Seus cavalos parelheiros eram vistos com frequência correndo nas raias


do distrito, do município e até em municípios vizinhos.



 


Sua mulher lhe antecedeu na morte, vindo a falecer em 22 de agosto de


1966. Christiano Ohse, faleceu na residência do seu filho Willibaldo


Ohse, em Almirante Tamandaré do Sul.


 


Ambos foram sepultados no Cemitério Evangélico de Vila Seca, onde


repousam os restos mortais do casal.



 


Sem dúvida, podemos dizer que o patriarca Christiano Ohse foi um desses


homens iluminados, de liderança, que conquistou o respeito dos seus


familiares e das pessoas da comunidade, inclusive, dos seus adversários


políticos, que inúmeras vezes lhe convidaram para fazer parte de suas


agremiações partidárias.


 



 


Fontes:


 


Câmara Municipal de Carazinho


Registro Civil e de Imóveis de Nova Petrópolis


Arquivo Público do Estado


Tradição Oral da Família.


 



 


Nota:


 


Este texto foi enviado por Adari Francisco Ecker, primeiro filho de


Paulino Erminio Ecker e Lucilda Maria Ohse e bisneto de Cristiano Ohse.
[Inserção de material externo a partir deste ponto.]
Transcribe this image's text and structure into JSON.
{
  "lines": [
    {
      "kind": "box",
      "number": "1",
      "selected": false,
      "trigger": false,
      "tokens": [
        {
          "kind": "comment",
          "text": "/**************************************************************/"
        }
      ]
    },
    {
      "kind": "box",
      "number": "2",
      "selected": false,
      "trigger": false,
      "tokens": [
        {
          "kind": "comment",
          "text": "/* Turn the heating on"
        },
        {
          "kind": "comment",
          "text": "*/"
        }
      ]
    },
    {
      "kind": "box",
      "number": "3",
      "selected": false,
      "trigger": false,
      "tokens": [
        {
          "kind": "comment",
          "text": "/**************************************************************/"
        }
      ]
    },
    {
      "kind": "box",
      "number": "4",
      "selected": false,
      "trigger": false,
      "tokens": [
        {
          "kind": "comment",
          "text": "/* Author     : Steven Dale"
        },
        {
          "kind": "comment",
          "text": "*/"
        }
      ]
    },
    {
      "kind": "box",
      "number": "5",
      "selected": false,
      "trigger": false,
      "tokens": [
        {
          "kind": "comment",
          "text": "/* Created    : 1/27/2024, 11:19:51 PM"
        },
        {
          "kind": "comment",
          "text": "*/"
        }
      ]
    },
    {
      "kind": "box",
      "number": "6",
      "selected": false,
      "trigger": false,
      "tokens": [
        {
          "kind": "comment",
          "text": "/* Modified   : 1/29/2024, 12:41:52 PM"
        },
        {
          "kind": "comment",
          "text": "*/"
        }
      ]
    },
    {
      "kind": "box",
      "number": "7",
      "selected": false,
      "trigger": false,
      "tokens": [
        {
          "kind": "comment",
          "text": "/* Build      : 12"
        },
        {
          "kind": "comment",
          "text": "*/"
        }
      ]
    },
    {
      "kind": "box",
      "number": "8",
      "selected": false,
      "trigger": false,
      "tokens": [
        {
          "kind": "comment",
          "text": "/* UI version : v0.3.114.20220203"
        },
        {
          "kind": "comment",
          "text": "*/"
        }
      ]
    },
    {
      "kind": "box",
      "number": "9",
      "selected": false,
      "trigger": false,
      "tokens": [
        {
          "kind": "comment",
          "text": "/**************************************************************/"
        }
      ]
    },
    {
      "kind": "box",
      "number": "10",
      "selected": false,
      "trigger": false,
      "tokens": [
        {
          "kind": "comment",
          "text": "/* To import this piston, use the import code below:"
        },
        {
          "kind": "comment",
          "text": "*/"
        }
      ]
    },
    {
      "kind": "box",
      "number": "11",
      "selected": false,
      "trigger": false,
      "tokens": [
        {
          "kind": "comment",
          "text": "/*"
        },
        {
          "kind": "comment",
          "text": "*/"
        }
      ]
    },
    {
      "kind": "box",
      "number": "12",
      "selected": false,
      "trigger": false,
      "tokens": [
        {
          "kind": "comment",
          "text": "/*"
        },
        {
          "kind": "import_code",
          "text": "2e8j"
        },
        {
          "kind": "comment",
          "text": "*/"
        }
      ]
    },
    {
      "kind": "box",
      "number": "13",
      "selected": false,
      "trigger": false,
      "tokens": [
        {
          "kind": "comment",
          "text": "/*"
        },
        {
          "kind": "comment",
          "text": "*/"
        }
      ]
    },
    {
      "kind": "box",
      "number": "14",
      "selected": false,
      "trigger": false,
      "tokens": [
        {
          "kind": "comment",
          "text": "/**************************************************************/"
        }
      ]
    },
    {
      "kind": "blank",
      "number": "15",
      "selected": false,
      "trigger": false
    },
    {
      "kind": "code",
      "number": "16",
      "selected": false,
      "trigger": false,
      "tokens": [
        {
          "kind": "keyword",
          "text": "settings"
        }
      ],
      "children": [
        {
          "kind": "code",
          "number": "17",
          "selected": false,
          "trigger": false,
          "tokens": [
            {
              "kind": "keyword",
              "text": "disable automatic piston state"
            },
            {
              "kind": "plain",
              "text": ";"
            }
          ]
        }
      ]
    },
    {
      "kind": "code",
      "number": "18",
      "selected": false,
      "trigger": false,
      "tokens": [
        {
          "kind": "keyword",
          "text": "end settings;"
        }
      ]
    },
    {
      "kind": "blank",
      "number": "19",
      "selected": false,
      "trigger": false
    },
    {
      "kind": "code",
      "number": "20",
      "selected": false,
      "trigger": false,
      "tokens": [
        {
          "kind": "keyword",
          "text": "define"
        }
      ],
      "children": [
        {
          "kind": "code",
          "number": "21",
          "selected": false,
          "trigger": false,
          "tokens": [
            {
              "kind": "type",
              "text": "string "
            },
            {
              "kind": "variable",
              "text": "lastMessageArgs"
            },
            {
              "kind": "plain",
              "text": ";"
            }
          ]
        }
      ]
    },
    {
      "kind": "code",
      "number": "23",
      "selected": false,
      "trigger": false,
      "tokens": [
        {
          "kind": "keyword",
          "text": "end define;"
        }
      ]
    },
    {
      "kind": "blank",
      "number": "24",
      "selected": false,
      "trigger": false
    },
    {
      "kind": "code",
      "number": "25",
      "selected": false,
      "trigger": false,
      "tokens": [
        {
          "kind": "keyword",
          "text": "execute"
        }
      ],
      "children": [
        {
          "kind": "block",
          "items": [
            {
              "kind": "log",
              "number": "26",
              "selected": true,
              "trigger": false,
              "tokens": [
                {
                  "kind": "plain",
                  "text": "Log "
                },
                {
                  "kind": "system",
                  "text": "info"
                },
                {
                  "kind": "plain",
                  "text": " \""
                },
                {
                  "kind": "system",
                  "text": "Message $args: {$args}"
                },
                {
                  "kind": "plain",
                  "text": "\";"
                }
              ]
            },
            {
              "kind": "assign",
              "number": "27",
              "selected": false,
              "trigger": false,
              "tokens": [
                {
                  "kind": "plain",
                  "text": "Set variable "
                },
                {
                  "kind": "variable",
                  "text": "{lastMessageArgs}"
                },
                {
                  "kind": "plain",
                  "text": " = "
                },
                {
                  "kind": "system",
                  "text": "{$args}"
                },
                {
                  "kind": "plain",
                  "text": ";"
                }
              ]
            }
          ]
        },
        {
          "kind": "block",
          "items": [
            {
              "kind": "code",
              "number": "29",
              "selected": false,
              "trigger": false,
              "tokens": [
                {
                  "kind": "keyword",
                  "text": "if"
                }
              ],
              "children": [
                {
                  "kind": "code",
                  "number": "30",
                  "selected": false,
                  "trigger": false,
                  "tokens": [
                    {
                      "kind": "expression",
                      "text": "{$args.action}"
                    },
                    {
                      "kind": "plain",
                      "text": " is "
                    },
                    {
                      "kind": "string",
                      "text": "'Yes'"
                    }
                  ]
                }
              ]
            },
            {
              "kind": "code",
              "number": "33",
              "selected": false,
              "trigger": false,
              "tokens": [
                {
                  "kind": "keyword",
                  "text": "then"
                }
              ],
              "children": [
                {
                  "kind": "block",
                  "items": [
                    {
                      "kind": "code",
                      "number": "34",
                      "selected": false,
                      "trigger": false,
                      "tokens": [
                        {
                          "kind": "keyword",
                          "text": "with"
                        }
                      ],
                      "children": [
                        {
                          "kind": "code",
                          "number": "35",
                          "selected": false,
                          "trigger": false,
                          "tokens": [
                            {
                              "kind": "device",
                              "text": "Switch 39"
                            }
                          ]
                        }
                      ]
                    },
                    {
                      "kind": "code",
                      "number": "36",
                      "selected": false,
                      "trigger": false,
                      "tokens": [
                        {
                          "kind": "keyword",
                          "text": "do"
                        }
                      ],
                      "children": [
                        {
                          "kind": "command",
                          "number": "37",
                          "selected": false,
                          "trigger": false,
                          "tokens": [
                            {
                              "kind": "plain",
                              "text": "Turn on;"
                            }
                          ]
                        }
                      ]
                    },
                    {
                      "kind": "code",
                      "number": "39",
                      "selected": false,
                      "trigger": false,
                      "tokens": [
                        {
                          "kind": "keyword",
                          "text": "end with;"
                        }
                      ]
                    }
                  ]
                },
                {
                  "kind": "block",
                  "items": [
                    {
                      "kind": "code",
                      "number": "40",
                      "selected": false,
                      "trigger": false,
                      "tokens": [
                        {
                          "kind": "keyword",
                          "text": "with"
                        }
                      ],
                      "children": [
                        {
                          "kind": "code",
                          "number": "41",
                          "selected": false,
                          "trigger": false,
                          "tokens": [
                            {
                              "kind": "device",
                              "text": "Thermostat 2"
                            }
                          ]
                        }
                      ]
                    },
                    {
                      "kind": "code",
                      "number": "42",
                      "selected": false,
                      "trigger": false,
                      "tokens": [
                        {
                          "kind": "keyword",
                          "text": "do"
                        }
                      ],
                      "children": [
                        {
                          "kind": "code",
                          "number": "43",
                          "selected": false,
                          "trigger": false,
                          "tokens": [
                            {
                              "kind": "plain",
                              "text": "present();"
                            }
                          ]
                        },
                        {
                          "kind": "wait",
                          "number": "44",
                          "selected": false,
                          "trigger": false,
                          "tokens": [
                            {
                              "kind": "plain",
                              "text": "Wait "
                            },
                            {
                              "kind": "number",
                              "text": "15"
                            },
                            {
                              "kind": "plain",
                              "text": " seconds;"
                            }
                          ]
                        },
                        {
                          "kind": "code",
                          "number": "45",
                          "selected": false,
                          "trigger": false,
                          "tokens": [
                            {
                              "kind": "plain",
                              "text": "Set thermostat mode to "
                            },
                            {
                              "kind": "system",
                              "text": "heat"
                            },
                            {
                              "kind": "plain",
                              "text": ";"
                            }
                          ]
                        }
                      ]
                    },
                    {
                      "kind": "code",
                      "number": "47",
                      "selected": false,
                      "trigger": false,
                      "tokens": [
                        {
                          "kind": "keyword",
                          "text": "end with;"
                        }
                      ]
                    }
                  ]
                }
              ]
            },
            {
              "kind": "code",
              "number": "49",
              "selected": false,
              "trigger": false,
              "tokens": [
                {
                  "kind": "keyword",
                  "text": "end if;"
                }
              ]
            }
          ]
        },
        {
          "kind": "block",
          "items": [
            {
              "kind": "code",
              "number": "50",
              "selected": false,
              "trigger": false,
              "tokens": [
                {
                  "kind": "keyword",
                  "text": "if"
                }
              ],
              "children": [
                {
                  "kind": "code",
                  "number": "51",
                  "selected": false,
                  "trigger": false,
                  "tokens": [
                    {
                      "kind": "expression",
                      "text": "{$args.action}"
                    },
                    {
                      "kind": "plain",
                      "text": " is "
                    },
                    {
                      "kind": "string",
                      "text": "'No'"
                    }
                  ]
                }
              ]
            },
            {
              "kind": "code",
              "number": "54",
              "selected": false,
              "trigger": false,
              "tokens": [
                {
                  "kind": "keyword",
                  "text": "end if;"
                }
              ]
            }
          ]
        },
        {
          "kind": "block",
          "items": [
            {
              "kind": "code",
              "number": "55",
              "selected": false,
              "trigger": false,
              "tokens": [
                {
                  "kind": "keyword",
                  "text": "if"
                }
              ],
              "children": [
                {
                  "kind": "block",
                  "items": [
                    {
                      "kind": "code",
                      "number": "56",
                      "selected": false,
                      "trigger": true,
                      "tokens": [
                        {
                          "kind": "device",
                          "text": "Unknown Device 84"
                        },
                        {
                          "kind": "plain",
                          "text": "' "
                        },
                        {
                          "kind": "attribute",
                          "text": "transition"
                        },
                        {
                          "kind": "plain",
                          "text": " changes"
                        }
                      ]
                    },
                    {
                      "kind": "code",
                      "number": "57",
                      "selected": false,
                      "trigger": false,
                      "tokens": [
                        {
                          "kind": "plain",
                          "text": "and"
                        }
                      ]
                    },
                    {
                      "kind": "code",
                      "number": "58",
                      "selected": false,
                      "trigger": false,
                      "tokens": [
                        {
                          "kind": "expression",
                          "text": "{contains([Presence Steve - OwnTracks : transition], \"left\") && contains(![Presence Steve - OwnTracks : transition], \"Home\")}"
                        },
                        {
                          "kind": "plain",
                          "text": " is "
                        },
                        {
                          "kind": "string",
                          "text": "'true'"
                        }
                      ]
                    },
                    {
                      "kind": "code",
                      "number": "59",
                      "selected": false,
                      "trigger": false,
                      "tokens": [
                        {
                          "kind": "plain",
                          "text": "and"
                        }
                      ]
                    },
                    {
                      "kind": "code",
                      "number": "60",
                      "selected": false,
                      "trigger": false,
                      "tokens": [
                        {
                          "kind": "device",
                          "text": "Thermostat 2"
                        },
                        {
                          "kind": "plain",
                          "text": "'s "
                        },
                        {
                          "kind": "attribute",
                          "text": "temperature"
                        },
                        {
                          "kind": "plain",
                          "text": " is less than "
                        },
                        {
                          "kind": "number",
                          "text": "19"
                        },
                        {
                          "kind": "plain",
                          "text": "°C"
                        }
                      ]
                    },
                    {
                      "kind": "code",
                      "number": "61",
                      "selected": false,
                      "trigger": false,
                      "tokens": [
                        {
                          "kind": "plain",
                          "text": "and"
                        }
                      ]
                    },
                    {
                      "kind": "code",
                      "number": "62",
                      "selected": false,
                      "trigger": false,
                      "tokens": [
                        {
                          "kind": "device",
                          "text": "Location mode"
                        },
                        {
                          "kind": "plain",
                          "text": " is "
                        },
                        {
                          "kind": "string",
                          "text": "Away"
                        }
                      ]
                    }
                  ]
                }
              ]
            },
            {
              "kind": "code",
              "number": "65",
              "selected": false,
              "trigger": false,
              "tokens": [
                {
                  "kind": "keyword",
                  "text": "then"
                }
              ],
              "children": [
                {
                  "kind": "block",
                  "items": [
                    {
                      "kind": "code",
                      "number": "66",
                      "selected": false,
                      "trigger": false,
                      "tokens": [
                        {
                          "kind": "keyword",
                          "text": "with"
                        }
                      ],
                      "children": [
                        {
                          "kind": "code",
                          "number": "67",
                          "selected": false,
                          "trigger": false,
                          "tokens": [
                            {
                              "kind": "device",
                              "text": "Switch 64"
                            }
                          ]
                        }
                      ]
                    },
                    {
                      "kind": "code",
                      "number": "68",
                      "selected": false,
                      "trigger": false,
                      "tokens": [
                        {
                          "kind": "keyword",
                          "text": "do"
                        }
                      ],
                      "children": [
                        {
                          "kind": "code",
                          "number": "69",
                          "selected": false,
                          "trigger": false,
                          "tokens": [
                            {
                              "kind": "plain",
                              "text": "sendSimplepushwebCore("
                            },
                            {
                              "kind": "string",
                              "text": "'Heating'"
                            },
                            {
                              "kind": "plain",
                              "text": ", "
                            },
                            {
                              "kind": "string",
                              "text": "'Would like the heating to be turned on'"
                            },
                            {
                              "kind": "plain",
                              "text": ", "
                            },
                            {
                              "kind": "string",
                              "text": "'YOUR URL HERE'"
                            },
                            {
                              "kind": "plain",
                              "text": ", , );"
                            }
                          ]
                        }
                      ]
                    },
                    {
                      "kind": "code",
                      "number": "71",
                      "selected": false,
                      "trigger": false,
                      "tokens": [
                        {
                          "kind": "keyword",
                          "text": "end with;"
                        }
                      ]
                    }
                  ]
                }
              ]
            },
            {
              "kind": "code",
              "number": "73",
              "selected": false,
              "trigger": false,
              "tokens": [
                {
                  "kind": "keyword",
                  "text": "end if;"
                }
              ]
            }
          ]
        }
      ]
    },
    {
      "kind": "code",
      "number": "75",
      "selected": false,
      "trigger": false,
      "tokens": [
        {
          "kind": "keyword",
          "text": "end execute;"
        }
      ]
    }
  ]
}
Adari nasceu em 04/10/1954 na cidade de Almirante Tamandaré do Sul.


Atualmente reside na cidade de Sarandi, no norte do estado do Rio Grande


do Sul, para onde se transferiu depois de concluir seus estudos.


Casou-se com Dalva Maria Paquetti em Carazinho no dia 23/12/1978 e


possui duas filhas: Marcia e Cristiane Ecker.


É  membro da Comissão Organizadora do II Encontro da Família Ohse que


ocorrerá em janeiro de 2006 na cidade de Carazinho.


Participou ativamente do I Encontro da Família, realizado em 2004.


Trabalha como Diretor Executivo da Câmara Municipal de Sarandi.


Adari está empenhado atualmente em publicar seu livro, onde buscará


resgatar a origem das primeiras famílias que povoaram sua terra natal.